Provincially, ICU capacity (including additional surge beds) is currently at 87 per cent. Without the additional surge spaces, provincial ICU capacity would be 174 per cent. The number of patients in ICU has increased by 13 per cent in the past seven days.

Burden of decision

Bernstein says such difficult decisions are usually not left to attending clinicians. Rather, they are made by the triage committee so as to help alleviate the burden on front-line staff.

"It's a group of his peers or someone else to advise to take the weight of that decision off of them so they are not owning it entirely themselves," said Bernstein.

Juliet Guichon, an associate professor of law and ethics at the University of Calgary's Cumming School of Medicine, says healthcare providers inherently want to treat patients and will find this phase difficult, if not traumatic — especially if they have been called up from other departments to help out in the ICU and are unfamiliar with such life-or-death scenarios.

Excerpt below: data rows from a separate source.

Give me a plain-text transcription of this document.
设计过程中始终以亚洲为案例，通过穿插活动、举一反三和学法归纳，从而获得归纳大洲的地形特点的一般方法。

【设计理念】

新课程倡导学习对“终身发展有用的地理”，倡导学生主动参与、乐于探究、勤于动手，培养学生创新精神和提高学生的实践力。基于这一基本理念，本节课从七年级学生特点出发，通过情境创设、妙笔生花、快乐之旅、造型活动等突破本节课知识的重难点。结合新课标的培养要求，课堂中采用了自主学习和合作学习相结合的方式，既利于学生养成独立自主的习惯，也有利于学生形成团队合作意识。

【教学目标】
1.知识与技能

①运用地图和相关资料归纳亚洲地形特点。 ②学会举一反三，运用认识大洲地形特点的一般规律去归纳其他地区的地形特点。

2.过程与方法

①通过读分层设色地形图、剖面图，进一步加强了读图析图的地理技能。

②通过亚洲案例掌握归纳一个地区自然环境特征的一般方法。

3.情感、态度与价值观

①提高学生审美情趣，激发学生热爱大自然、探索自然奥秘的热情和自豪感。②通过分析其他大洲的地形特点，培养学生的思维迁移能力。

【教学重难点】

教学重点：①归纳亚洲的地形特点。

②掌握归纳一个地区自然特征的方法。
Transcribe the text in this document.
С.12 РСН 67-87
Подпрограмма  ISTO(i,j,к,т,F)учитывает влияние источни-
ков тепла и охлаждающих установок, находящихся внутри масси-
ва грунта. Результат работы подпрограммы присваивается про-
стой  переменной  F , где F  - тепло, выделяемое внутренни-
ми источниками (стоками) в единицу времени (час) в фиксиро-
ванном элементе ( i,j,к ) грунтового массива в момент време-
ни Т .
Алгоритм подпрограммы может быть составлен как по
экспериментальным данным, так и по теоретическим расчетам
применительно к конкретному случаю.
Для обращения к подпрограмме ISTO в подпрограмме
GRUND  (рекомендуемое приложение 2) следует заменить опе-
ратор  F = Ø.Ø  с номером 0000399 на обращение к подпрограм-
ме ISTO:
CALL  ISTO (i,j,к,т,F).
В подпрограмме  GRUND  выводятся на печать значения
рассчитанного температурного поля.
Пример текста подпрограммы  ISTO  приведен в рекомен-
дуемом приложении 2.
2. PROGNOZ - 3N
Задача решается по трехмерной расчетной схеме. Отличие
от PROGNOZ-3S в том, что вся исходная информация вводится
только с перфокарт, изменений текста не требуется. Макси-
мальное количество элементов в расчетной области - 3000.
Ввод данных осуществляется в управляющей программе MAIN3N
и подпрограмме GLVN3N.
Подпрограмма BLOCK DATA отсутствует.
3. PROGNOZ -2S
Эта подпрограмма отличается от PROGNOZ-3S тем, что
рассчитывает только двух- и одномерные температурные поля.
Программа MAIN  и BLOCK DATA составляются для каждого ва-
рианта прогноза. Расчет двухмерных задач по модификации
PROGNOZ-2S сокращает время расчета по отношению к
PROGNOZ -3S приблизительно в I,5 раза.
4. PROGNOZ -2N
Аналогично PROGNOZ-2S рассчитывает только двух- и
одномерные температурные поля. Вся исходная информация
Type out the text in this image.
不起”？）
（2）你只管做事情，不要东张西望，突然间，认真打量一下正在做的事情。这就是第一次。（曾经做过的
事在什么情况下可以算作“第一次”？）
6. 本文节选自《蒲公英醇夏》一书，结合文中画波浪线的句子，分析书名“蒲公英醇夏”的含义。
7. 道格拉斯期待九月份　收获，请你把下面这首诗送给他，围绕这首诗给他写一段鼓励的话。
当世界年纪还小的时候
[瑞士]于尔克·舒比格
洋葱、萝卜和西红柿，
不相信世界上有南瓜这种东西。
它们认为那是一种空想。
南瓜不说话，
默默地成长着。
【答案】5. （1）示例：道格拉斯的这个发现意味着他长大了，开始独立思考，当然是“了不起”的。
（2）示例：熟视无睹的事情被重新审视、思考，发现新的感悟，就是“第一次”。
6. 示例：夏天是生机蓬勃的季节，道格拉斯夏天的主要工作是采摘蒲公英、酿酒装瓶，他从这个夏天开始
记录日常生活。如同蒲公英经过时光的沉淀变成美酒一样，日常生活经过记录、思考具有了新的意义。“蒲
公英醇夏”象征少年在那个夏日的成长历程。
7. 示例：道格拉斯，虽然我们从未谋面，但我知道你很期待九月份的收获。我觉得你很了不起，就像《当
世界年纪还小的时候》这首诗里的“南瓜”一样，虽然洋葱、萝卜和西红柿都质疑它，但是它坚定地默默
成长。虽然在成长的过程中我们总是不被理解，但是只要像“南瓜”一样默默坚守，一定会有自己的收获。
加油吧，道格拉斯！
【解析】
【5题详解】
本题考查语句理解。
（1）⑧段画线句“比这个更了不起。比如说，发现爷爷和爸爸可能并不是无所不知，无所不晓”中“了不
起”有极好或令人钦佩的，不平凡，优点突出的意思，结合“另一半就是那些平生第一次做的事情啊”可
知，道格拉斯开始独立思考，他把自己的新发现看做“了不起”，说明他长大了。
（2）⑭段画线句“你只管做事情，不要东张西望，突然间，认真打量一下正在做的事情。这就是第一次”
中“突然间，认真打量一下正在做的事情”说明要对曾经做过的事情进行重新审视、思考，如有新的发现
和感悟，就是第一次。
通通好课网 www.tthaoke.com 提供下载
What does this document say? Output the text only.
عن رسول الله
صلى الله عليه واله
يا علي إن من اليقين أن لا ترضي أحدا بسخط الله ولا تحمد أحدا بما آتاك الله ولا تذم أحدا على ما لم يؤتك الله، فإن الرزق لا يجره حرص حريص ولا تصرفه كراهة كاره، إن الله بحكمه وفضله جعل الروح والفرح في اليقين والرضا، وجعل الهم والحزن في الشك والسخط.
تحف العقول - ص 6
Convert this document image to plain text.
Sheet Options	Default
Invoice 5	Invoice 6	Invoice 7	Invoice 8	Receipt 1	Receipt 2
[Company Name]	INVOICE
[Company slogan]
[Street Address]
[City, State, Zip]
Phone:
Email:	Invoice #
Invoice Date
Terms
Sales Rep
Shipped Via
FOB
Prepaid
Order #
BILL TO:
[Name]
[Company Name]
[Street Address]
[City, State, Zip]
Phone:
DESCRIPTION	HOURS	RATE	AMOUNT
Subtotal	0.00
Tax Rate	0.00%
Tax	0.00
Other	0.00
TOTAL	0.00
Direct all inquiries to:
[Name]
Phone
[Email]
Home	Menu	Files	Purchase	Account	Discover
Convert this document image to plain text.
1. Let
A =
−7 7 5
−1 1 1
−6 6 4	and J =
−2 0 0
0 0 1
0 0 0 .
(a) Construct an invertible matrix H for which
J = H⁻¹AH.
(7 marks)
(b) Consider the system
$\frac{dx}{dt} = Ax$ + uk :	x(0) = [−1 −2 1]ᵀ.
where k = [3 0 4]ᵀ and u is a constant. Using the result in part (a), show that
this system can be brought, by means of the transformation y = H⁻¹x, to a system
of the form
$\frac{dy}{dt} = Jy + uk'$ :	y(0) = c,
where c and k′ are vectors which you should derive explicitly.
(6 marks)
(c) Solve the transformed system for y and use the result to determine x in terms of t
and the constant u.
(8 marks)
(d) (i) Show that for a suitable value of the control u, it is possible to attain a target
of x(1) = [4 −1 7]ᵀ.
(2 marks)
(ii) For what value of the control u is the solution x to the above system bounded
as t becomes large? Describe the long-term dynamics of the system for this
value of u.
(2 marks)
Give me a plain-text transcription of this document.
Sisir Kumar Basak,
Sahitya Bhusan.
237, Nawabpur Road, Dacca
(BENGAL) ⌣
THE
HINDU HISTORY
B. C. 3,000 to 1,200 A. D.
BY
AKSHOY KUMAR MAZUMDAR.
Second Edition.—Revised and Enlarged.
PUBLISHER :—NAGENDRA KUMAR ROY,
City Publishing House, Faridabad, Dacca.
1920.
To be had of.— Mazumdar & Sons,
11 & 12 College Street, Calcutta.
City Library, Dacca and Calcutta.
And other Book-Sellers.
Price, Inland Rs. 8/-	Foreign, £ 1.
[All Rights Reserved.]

"At least they'll have a team to do it, so an individual won't carry the moral weight of saying 'we had only one bed and we gave it to the 32-year-old and we had to tell the 85-year-old's family members that that person was being discharged to long-term care," said Guichon.

Walkinshaw says health-care workers know that death can be a stark reality when treating severely ill patients — but she says working under this scenario is so much more disheartening.

"ER doctors and ICU doctors and nurses and respiratory therapists are around people who have incredibly severe illnesses all the time. I think we're experiencing this differently because we're having to make these decisions about the rationing of care," said Walkinshaw.